I use Eagle. When I need to do things like this I write a program that generates a script. The program does the sines, cosines, and other math to determine the coordinates, then writes those into the script.

This comes up often enough that I've created a generic host program module that has subroutines for writing coordinates in Eagle format, for writing whole WIRE commands, it's own 2D transforms, etc. This kind of thing is really not hard to do.

Keep in mind that efficiency of the program is no issue. No matter what, it will complete instantaneously in human time. Write it for clarity and the ability to make changes to it.

Often what you think you want at first will be a little different from what you actually want after looking at results, running DRC checks, and the like. Having a program that writes a script allows you to easily delete the whole mess on the board, re-run the program, and re-run the script to try something a little different. It will also be useful for the next rev of the board. If you did it all manually and things need to be a little different next rev, you have a lot of work to do it over.


EAGLE offers two ways to write code:

Script files contain simple commands which you can also enter into the text field just above the drawing area.

ULPs (UserLanguagePrograms) allow sophisticated stuff like looping over all pins of an IC and change the name of the net connected to it.

I'm pretty sure your task can be done with ULPs, however, they are a bit more complex.

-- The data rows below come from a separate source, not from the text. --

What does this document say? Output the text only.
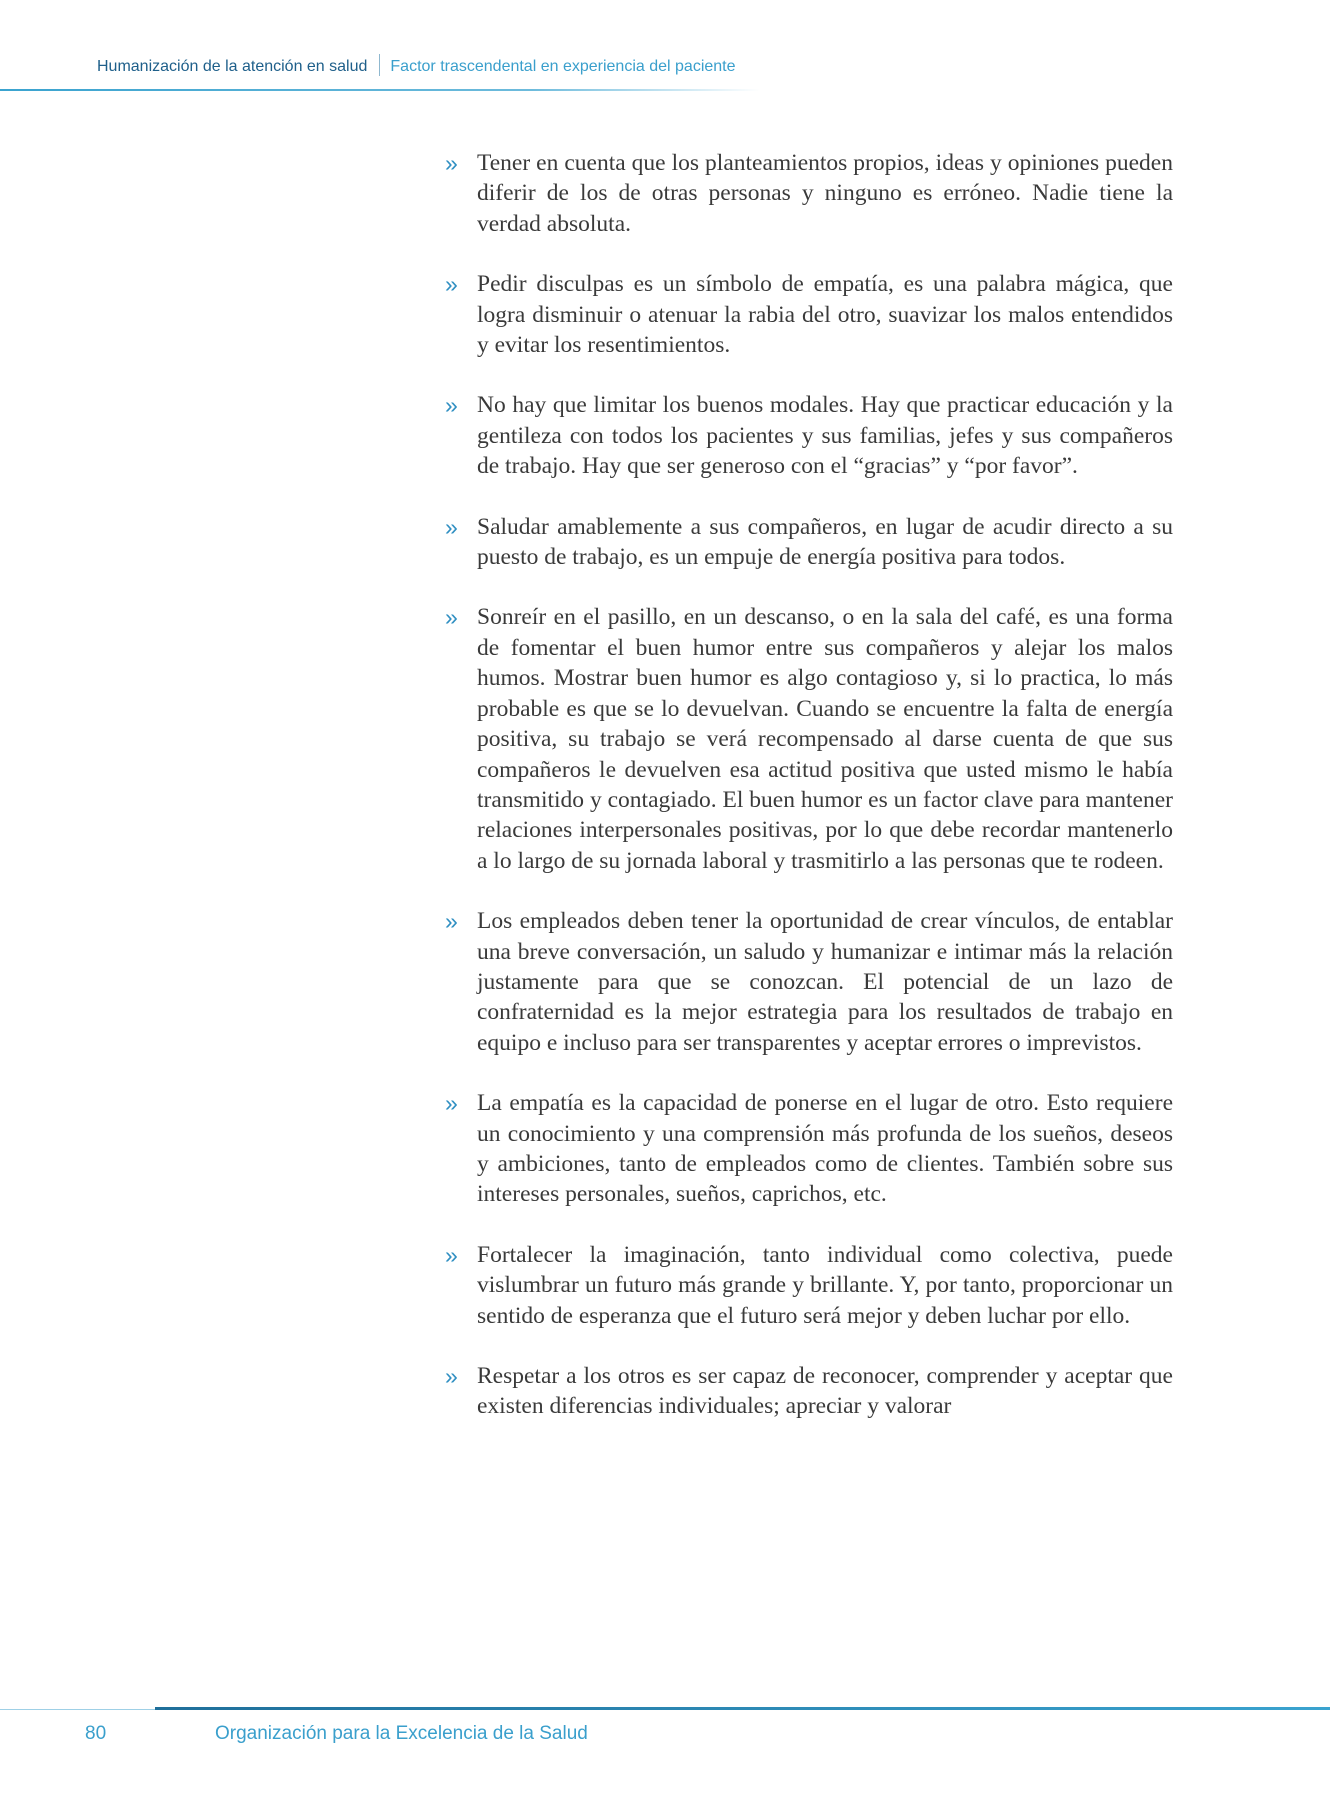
Humanización de la atención en salud Factor trascendental en experiencia del paciente
» Tener en cuenta que los planteamientos propios, ideas y opiniones pueden diferir de los de otras personas y ninguno es erróneo. Nadie tiene la verdad absoluta.
» Pedir disculpas es un símbolo de empatía, es una palabra mágica, que logra disminuir o atenuar la rabia del otro, suavizar los malos entendidos y evitar los resentimientos.
» No hay que limitar los buenos modales. Hay que practicar educación y la gentileza con todos los pacientes y sus familias, jefes y sus compañeros de trabajo. Hay que ser generoso con el “gracias” y “por favor”.
» Saludar amablemente a sus compañeros, en lugar de acudir directo a su puesto de trabajo, es un empuje de energía positiva para todos.
» Sonreír en el pasillo, en un descanso, o en la sala del café, es una forma de fomentar el buen humor entre sus compañeros y alejar los malos humos. Mostrar buen humor es algo contagioso y, si lo practica, lo más probable es que se lo devuelvan. Cuando se encuentre la falta de energía positiva, su trabajo se verá recompensado al darse cuenta de que sus compañeros le devuelven esa actitud positiva que usted mismo le había transmitido y contagiado. El buen humor es un factor clave para mantener relaciones interpersonales positivas, por lo que debe recordar mantenerlo a lo largo de su jornada laboral y trasmitirlo a las personas que te rodeen.
» Los empleados deben tener la oportunidad de crear vínculos, de entablar una breve conversación, un saludo y humanizar e intimar más la relación justamente para que se conozcan. El potencial de un lazo de confraternidad es la mejor estrategia para los resultados de trabajo en equipo e incluso para ser transparentes y aceptar errores o imprevistos.
» La empatía es la capacidad de ponerse en el lugar de otro. Esto requiere un conocimiento y una comprensión más profunda de los sueños, deseos y ambiciones, tanto de empleados como de clientes. También sobre sus intereses personales, sueños, caprichos, etc.
» Fortalecer la imaginación, tanto individual como colectiva, puede vislumbrar un futuro más grande y brillante. Y, por tanto, proporcionar un sentido de esperanza que el futuro será mejor y deben luchar por ello.
» Respetar a los otros es ser capaz de reconocer, comprender y aceptar que existen diferencias individuales; apreciar y valorar
80	Organización para la Excelencia de la Salud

I like to write some code which writes a script. Here is what I would do in your case in PYTHON:

from math import *

f=open("MyFirstScript.scr", "w")

f.write("LAYER 1;\n")          # want to draw in layer 1

R1=1.0

angle=0.0

while( (angle +9) <=360):
    x1=R1*sin(radians(angle))
    y1=R1*cos(radians(angle))

    x2=R1*sin(radians(angle+180))
    y2=R1*cos(radians(angle+180))

    x3=R1*sin(radians(angle+9-1.63))
    y3=R1*cos(radians(angle+9-1.63))

    name="sig_%.3f"%(angle)  # signal name like sig_9.163

    f.write( "ARC  '%s' CW FLAT 0.2 (%f %f) (%f %f) (%f %f) ;\n"%(name, x1, y1, x2, y2, x3, y3) )

    angle=angle +9

f.close()

It creates a script with filename MyFirstScript.scr, which can then be opened in the EAGLE Layout editor:

LAYER 1;

ARC  'sig_0.000' CW FLAT 0.2 (0.000000 1.000000) (0.000000 -1.000000) (0.128276 0.991738) ;
ARC  'sig_9.000' CW FLAT 0.2 (0.156434 0.987688) (-0.156434 -0.987688) (0.281839 0.959462) ;
...

It switches to layer 1 and then creates lots of arcs. An arc takes three coordinate pairs: Starting point of the arc, a point 180° ahead, and the end point. The line width is 0.2, the end of the drawn lines are flat (instead of rounded), and the arc is drawn clockwise.

Run it on a board, and it gives this:

enter image description here

I have used arcs, but you may also have a look at polygons.


You can use scripts in Altium to generate the shapes you want, or you can generate them in another format such as .DXF and import them. I took the latter route for some special spiral inductors, writing code to spit out a .DXF file as an intermediate format (where it could also be used in mechanical CAD packages and for other analysis), then importing it into the PCB program.